Feminizm cinsiyetçiliği, cinsiyetçi, sınıfsal her türlü tahakküm, ayrımcılık, sömürü ve baskıyı sona erdirmeye çalışır. Feministler ikinci dalgadan beri LGBTİ+’larla aynı gökkuşağı altında mücadeleyi örüyor. Eğer eşitlik, özgürlük ve toplumsal düzeni değiştirmekten bahsediyorsak bütün cinsel kimliklerin özgürlüğünü bundan azade tutamayız. 

El ele yürüyen siyasal İslam, milliyetçilik, muhafazakarlıkla artan kadın, emek, homofobi-transfobi, düşmanı gerici güruh karşısında toplumsal özgürleşme ve birlikte mücadele etmekten başka yolumuz yok. Ama yetmez.

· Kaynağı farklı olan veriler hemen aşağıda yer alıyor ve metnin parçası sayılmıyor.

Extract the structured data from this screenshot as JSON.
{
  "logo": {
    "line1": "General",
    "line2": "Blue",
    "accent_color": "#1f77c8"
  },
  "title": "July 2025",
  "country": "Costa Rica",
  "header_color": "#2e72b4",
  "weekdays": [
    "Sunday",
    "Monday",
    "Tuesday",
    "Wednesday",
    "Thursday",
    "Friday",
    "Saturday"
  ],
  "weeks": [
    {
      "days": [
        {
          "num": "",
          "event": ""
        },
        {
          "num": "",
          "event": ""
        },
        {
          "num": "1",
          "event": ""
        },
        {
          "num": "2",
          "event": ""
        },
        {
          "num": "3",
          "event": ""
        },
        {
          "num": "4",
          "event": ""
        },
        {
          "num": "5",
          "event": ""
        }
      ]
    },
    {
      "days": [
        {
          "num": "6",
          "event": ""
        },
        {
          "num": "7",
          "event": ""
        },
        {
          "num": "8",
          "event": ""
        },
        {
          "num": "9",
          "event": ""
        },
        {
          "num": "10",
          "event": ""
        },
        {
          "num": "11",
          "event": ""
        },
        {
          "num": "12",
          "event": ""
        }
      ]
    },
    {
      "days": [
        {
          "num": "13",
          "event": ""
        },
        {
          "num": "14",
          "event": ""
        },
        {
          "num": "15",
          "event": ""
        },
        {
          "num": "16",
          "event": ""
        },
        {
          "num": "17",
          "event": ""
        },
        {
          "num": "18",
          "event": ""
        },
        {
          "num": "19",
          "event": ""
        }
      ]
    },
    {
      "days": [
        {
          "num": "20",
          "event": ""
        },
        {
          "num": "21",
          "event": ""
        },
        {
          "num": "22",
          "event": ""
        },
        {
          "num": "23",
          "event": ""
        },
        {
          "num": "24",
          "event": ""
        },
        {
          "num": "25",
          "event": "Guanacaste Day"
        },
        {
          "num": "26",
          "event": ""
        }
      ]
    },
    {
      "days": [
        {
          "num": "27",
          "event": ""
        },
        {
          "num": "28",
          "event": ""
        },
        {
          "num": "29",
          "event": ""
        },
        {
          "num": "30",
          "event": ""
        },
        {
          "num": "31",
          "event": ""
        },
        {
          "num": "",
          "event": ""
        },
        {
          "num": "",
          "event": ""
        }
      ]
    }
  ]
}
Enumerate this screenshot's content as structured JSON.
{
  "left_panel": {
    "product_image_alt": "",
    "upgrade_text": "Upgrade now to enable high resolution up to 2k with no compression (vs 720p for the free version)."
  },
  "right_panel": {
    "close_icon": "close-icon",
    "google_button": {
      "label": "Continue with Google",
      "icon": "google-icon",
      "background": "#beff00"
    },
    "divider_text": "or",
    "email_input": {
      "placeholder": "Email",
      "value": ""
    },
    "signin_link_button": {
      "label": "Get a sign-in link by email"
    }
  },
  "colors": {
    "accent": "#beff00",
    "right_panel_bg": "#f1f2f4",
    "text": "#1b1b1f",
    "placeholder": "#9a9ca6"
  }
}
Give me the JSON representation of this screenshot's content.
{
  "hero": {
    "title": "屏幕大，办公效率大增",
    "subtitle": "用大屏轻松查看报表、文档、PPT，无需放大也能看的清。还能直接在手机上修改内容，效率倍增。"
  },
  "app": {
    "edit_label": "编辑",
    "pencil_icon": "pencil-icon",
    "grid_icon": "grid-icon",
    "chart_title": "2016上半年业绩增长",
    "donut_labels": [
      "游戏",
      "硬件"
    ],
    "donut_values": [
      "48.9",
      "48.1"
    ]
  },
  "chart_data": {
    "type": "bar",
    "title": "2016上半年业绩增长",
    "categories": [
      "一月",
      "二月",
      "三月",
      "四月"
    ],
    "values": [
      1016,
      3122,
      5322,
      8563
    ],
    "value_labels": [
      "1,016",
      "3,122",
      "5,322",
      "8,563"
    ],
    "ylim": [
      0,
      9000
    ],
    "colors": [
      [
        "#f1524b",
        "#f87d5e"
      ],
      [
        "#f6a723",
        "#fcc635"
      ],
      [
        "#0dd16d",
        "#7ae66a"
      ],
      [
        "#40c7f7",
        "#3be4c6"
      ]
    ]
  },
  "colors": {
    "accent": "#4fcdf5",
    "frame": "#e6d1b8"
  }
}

Korkmadan linç edilenlerle, edilmek istenenlerle yan yana olmak, dayanışmak, siper olmak gerekiyor.

Sudan sebeplerle içeriye atılan gazetecilere, halk iradesi ile seçilmiş vekilin hapiste tutulmasına, LGBTİ+’ların nefret öznesi haline getirilmesine, kadın katillerinin serbest bırakılmasına, her gün anayasanın ihlal edilmesine, hak ihlallerine gözümüzü kapatırsak, o hakkı aranmayanlarda sıra bize gelecek. 

Tüm insanların eşit, özgür, kendini gerçekleştirebildiği onurlu bir yaşam sürme hakkı vardır.
Kimsenin kimseye hükmetmediği, sömürü, tahakküm ve ayrımcılığın olmadığı bir dünyada insan olmanın onurunu taşıyarak yaşamak hepimizin hakkı.

Yaşam davranışlarımızla sınar bizi

Bize benzemeyen, bizim gibi düşünmeyen herkes için özgürlük hukuk ve onurlu yaşam hakkı istemeliyiz. Haksızlık, ayrımcılık, hukuksuzluk kime karşı yapılırsa aynı karşı duruşu sergilemektir mesele.

Gökkuşaklarınızı alın rengarenk ve hep beraber onurlu bir yaşam için kadınlarla, işçilerle, issizlerle, LGBTİ+’larla, sanatçılarla, gazetecilerle toplumun tüm ötekileştirilen baskı altın alınanlar, tüm renkleri ile mücadele edenler yan yana gelelim hep birlikte dayanışma duvarları örelim.

Mücadelenin tek bir hattı yok. Baskı, tahakküm ve şiddetin sıradanlaştığı, hukukun sadece yazılı bir metin haline geldiği bu anda “kararlıyız, dayanışmayı büyüterek, saldırıya uğrayan her mevzide birleşerek direneceğiz”. İktidarın bölerek kırmaya çalıştığı direnişi ancak tüm öteki renklerle birleşerek aşabiliriz. 

* Bahtin, bu terimi Ortaçağ’ın tek biçimli ve otoriter yapılanmaları eleştirme ve bunları yıkmaya yönelik, gülmenin korku karşısındaki zaferini tanımlamak için kullanır.